Os 4ºs Réus pretenderam doar os mesmos prédios aos 1ºs Réus e não aos 2º e 3º Réus, que também não quiseram aceitar as doações.
Os 4ºs Réus apenas não declararam doar os aludidos prédios aos 1ºs Réus para os colocar fora do alcance dos respectivos credores, nomeadamente dos aqui Autores.
Os 4ºs Réus procederam na mesma data e em acto contínuo, à doação dos seus restantes bens, beneficiando todos os seus filhos à excepção da sua filha EE, aqui 1ª Ré.
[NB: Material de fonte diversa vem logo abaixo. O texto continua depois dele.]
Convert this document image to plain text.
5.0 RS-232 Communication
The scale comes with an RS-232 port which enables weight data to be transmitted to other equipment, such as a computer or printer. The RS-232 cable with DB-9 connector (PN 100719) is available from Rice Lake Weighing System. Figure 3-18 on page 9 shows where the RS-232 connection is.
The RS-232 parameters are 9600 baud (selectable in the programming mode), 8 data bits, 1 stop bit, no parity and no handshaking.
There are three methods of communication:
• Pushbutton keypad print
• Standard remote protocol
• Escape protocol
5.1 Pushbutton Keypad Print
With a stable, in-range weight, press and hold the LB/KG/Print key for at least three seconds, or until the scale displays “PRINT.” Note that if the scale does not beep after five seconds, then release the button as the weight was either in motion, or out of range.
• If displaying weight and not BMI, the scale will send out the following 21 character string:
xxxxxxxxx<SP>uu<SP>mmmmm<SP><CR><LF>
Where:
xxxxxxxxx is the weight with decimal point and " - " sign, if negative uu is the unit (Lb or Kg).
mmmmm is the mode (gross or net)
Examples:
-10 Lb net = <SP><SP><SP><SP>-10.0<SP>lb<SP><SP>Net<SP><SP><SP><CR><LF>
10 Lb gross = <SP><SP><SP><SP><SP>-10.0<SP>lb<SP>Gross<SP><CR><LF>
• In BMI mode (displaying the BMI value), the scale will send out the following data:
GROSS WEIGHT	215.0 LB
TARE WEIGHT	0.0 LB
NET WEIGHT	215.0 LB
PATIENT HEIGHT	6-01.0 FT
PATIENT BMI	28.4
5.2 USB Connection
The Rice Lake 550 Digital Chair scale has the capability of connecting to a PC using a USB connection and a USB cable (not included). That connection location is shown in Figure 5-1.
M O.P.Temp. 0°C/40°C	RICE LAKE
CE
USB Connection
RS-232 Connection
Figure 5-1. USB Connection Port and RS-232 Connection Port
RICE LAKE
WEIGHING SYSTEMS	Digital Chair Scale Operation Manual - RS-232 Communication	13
Tendo doado oito prédios, um prédio ao filho RR, cinco prédios ao filho SS e dois prédios ao filho DD, sendo que estas doações foram feitas por conta da legítima dos donatários e no caso de exceder a mesma a serem imputadas na quota disponível dos doadores.
Todos os Réus sabiam, à data da outorga da escritura de doação, que os 1ºs RR. tinham várias dívidas, nomeadamente para com os Autores.
Os 2º e 3º Réus nunca fruíram dos prédios rústicos identificados em 9º, encontrando-se os mesmos a ser cultivados pelo 1ª. Ré EE.
[21] A existência de escritura pública assegura a necessária ponderação sobre as consequências do acto e estabelece a prova segura da transmissão dos bens.